La téléportation a été proposée théoriquement pour la première fois en 1993 et a été démontrée expérimentalement pour la première fois en 1997 avec la téléportation de la polarisation d’un photon. Depuis, plusieurs équipes de chercheurs ont téléporté les états des spins atomiques, des spins nucléaires et des ions piégés, pour ne citer que trois exemples. Les chercheurs ont également réussi à téléporter « deux degrés de liberté » – le spin et le moment angulaire orbital – entre des photons individuels.
Un réseau quantique à trois nœuds
Ronald Hanson et ses collègues ont récemment réalisé le tout premier réseau quantique à trois nœuds en utilisant des « centres de vacance d’azote » (notés « NV » ) dans le diamant comme qubits. Les centres de vacance d’azote sont des défauts dans le réseau d’atomes de carbone du matériau où un atome d’azote s’est substitué à un atome de carbone. Chaque nœud contient un qubit de communication et un nœud contient également un qubit de mémoire qui peut stocker l’information quantique dans le nœud.
Pour téléporter des informations quantiques d’un émetteur à un récepteur, leurs qubits respectifs doivent être intriqués. Lorsqu’une « mesure de l’état de Bell » est effectuée sur le qubit de l’expéditeur, son état quantique est téléporté, c’est-à-dire qu’il disparaît du nœud de l’expéditeur et apparaît dans celui du destinataire. Cet état quantique, qui arrive sous une forme cryptée, peut ensuite être décrypté en utilisant le résultat de la mesure de l’état de Bell, c’est-à-dire en l’envoyant au récepteur par un canal classique, tel qu’une fibre optique.
Jusqu’à présent, ce processus n’avait été démontré que pour deux points de réseau adjacents, Alice et Bob. L’ajout d’un troisième point (appelé Charlie) n’est pas facile, car l’intrication entre Alice et Charlie doit être créée par l’intermédiaire de Bob. L’intrication doit également être d’une grande fidélité pour que la téléportation réussisse.

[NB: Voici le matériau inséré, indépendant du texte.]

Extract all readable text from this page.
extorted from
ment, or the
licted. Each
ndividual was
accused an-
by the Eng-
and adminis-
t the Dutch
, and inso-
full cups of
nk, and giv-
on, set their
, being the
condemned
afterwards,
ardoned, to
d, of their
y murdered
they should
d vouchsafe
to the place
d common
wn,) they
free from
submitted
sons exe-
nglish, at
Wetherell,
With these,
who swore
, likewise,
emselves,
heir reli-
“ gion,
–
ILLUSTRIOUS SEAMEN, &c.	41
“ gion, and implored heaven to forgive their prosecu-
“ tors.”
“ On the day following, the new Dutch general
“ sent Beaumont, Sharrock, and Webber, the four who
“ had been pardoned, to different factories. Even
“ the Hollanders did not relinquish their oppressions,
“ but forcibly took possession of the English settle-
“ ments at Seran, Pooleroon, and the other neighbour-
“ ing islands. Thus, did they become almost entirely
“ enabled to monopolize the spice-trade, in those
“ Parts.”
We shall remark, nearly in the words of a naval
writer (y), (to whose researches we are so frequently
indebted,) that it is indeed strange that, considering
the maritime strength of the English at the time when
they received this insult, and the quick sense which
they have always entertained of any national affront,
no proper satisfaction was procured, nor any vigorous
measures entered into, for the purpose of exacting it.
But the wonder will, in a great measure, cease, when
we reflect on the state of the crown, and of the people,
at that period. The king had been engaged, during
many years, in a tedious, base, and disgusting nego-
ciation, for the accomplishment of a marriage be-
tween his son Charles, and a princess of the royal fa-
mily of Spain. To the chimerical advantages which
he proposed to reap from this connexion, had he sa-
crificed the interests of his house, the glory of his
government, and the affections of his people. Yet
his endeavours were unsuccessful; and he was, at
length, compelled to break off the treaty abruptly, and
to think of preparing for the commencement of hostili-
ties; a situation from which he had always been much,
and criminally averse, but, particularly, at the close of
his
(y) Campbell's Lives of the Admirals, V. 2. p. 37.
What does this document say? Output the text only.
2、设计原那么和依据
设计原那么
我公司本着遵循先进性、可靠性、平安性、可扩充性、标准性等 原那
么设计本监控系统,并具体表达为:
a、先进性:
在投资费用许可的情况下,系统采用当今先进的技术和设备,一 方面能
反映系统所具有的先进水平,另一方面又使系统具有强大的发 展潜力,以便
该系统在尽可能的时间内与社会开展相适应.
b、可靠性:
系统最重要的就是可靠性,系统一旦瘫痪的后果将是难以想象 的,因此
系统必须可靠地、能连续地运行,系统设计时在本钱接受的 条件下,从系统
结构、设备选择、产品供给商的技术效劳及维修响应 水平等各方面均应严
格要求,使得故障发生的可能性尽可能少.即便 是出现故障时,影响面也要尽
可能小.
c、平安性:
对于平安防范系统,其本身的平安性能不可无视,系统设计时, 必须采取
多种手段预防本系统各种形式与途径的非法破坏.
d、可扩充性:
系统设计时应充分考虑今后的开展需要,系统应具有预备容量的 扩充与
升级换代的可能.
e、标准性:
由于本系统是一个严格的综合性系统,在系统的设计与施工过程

Une pléthore d’améliorations
Ronald Hanson et ses collègues y sont parvenus en installant des détecteurs supplémentaires qui identifient mieux les « faux » signaux provenant des photons indésirables émis dans leur système. Ils ont également amélioré la mémoire utilisée pour stocker les informations en protégeant le qubit de mémoire des interactions avec le qubit de communication et l’environnement cristallin. Ces interactions provoquent un phénomène connu sous le nom de décohérence qui fait perdre au qubit l’information quantique qu’il contient. Enfin, ils ont amélioré la lecture de la mémoire du qubit en filtrant les « mauvaises » lectures en temps réel, ce qui augmente in fine la fidélité.
Toutes ces mesures leur permettent de téléporter des informations quantiques entre les nœuds Alice et Charlie non-adjacents. Pour ce faire, ils ont d’abord intriqué les qubits d’Alice et de Charlie via le qubit de Bob. Charlie stocke ensuite une partie des états intriqués sur son qubit de mémoire et prépare l’état quantique à téléporter sur son qubit de communication. L’application de la mesure d’état de Bell à Charlie téléporte l’état vers Alice.
Les chercheurs travaillent actuellement à l’augmentation du nombre de qubits de mémoire, ce qui permettra d’exécuter des protocoles plus complexes. Ils envisagent également d’intégrer des fibres optiques conventionnelles dans leur expérience. Cela permettrait de sortir la technologie du laboratoire et de l’intégrer dans des réseaux déjà utilisés dans le monde réel. Enfin, le développement d’une « pile de contrôle » du réseau quantique, similaire à celle utilisée dans l’internet actuel, sera également nécessaire pour un futur internet quantique fonctionnel.